Safety and Health Practices

As with any extractive activity, drilling for natural gas can lead to leaks. If the drill hits an
unexpected high-pressure pocket of natural gas, or the well is damaged or ruptures, the leak
can be immediately hazardous. 

Because natural gas dissipates so quickly into the air, it does not always cause an explosion or
burn. However, the leaks are an environmental hazard that also leak mud and oil into the
surrounding areas. 

If hydraulic fracturing was used to expand a well, the chemicals from that process
can contaminate local aquatic habitats and drinking water with highly radioactive materials. The
uncontained methane released in the air can also force people to temporary evacuate the area. 
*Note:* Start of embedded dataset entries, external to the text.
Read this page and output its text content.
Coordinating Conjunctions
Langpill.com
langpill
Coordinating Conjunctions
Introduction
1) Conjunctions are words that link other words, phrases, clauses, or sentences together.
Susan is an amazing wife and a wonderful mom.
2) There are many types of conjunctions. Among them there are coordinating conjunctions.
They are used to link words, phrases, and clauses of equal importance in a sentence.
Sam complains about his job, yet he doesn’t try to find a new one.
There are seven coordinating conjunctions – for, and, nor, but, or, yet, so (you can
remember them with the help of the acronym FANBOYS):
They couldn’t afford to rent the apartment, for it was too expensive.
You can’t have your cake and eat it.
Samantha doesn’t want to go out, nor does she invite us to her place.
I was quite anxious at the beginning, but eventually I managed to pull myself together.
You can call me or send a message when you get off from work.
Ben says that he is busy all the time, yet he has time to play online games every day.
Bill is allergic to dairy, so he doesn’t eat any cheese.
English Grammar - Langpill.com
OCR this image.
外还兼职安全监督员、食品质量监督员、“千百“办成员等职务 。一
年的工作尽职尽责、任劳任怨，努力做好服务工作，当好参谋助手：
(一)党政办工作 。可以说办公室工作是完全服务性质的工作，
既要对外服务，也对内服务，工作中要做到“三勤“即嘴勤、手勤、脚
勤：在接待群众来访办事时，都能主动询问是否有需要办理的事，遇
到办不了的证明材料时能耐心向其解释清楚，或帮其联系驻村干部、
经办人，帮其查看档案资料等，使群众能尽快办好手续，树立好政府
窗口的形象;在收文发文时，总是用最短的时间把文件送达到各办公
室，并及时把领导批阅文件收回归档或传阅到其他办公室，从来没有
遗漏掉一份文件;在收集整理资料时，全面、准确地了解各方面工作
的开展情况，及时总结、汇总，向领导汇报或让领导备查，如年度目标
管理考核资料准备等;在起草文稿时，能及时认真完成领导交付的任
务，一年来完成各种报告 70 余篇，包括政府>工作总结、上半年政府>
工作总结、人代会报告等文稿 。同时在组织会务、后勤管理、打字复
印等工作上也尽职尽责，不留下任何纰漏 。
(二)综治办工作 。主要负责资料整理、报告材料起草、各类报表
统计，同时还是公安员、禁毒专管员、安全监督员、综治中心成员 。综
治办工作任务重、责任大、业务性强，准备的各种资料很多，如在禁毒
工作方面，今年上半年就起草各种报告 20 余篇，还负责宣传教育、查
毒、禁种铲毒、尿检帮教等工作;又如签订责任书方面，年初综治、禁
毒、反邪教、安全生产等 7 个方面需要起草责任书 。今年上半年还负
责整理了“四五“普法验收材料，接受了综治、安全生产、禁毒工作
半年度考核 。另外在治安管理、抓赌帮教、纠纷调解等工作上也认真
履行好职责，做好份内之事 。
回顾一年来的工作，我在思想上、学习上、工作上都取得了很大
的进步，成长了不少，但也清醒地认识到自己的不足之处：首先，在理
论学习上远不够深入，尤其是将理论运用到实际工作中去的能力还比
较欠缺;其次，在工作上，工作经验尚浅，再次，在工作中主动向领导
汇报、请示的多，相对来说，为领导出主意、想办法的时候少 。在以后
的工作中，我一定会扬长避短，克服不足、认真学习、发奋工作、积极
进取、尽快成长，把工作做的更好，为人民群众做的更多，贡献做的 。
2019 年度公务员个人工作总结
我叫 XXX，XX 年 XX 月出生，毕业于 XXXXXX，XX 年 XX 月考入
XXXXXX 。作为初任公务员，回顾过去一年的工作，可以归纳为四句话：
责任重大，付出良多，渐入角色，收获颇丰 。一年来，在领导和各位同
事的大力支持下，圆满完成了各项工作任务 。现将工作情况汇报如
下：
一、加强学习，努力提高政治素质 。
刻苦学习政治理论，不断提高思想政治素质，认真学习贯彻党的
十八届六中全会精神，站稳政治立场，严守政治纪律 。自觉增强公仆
Leaks can also occur slowly over time. Until the 1950s, cast iron was a popular choice for
distribution pipelines, but it allows a high amount of natural gas to escape. The cast iron pipes
become leaky after years of freeze-thaw cycles, heavy overhead traffic, and strains from the
naturally shifting soil. Methane leaks from these distribution pipelines make up more than 30
percent of the methane emissions in the U.S. natural gas distribution sector. Today, pipelines
are made out of a variety of metals and plastics to reduce leakage.